Oil companies were forced to slash dividends, halt buybacks and curtail production earlier this year as the COIVD-19 crisis hammered energy demand, sending U.S. crude futures below $0 a barrel for the first time in April.

ConocoPhillips said it plans to resume share repurchases of $1 bln in the fourth quarter.

The company estimated an adjusted loss in the range of $210 million to $260 million for the third quarter, compared with analysts' estimates of a $243.8 million loss, according to Refinitiv IBES data.

It also forecast quarterly production between 1.05 and 1.07 million barrels of oil equivalent per day (boepd), including net curtailments of about 90,000 boepd. ConocoPhillips had reported output of 1.32 million boepd, excluding Libya, in the year-ago quarter.
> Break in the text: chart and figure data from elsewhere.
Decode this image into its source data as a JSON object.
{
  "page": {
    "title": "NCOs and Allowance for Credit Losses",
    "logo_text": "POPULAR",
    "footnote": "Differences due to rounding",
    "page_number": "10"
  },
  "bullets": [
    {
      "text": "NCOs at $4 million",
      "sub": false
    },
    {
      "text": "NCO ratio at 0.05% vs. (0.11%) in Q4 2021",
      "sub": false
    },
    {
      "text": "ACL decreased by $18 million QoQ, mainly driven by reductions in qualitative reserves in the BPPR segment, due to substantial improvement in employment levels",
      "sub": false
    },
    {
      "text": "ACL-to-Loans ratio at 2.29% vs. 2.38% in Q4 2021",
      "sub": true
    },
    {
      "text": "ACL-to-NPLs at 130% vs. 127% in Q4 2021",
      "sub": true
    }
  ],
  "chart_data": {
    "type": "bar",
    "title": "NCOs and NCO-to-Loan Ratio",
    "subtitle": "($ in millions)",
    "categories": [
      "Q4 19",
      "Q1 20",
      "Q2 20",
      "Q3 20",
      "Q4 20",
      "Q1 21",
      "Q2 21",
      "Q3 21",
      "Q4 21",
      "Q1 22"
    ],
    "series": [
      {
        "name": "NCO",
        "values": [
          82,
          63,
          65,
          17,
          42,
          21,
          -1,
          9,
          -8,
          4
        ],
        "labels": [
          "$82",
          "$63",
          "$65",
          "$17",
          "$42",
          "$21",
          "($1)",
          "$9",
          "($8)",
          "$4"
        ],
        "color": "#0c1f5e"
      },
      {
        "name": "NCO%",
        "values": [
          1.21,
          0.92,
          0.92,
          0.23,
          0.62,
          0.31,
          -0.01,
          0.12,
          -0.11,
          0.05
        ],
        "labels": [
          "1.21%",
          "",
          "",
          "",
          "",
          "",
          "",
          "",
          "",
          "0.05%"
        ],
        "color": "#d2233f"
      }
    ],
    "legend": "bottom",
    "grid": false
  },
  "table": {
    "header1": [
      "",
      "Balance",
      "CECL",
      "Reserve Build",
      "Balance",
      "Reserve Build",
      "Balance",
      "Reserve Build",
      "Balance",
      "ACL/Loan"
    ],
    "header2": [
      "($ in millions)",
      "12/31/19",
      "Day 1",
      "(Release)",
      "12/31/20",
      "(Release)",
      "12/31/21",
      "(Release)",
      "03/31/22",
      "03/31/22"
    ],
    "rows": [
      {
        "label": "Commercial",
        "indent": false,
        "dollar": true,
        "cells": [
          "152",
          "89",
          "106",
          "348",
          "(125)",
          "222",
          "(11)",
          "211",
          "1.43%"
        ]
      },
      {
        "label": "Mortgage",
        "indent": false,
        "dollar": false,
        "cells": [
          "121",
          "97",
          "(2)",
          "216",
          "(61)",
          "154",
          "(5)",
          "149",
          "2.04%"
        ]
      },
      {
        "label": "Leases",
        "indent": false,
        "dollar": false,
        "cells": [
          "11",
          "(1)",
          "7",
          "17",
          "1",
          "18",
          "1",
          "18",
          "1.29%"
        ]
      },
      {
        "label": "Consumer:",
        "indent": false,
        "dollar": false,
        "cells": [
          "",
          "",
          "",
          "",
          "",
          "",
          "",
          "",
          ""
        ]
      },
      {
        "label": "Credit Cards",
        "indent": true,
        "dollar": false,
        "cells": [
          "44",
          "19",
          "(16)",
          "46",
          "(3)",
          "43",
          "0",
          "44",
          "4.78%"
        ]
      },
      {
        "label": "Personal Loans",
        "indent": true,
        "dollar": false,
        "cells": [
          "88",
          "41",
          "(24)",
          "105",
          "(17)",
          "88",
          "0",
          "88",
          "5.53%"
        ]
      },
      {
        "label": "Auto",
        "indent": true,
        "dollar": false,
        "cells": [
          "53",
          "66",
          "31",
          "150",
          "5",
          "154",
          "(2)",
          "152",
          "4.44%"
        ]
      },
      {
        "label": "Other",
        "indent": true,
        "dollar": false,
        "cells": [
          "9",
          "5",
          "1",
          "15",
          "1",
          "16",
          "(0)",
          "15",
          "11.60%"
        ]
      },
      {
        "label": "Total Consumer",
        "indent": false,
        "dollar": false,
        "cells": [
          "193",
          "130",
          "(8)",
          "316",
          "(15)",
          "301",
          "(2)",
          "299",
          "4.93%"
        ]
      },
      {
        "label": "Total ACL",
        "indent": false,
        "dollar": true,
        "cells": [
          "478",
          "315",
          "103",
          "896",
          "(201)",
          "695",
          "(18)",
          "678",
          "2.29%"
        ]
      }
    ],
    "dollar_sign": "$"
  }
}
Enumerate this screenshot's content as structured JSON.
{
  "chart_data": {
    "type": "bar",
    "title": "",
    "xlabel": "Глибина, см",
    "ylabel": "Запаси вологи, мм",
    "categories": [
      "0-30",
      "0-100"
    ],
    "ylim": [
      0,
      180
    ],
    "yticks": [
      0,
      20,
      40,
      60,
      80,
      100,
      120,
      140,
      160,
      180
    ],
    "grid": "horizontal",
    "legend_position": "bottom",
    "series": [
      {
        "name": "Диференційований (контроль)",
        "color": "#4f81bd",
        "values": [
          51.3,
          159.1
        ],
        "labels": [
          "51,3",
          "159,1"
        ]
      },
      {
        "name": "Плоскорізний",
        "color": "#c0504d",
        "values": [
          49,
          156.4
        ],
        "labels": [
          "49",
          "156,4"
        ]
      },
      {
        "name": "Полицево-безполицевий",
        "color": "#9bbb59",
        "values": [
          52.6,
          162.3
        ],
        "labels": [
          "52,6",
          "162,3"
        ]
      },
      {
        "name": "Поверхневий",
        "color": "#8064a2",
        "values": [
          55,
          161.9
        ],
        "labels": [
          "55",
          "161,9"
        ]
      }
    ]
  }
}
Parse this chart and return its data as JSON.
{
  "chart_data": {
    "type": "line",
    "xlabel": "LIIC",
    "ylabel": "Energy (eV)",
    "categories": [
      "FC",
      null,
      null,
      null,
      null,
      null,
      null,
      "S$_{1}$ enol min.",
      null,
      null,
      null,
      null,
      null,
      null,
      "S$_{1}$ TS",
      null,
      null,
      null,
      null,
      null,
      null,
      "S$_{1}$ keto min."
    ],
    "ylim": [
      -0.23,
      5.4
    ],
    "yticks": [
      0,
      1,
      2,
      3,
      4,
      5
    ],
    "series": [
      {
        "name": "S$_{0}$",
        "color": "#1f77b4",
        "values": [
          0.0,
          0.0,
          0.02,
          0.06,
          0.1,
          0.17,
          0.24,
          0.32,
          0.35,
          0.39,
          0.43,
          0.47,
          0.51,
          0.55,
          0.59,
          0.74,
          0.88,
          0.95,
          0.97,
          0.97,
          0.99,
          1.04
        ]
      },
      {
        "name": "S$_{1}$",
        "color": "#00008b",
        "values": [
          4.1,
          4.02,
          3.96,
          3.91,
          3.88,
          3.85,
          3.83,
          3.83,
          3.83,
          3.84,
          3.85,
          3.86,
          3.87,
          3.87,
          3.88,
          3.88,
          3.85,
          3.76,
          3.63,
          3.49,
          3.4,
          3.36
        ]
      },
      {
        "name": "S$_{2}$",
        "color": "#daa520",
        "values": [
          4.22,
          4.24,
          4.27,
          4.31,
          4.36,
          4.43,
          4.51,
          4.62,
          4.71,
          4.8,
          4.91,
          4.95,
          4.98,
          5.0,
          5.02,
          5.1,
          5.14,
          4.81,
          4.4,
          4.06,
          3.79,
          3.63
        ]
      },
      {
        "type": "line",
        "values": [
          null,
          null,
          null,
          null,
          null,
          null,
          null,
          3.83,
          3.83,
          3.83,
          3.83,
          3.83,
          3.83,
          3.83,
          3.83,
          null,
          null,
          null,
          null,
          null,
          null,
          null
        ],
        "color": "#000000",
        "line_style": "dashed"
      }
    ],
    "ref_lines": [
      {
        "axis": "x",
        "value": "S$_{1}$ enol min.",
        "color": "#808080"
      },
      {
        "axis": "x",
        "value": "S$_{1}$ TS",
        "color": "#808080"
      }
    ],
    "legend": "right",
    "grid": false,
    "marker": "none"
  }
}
The company said it had fully restored production in the lower 48 U.S. states, Alaska and Canada by the end of the third quarter.

It estimated average realized prices to be $30 to $32 per barrel of oil equivalent (boe), well below the $47.07 per boe it earned a year earlier.

Shares of the company, which is slated to post quarterly results on Oct. 29, were up 1.6 per cent at $32.99.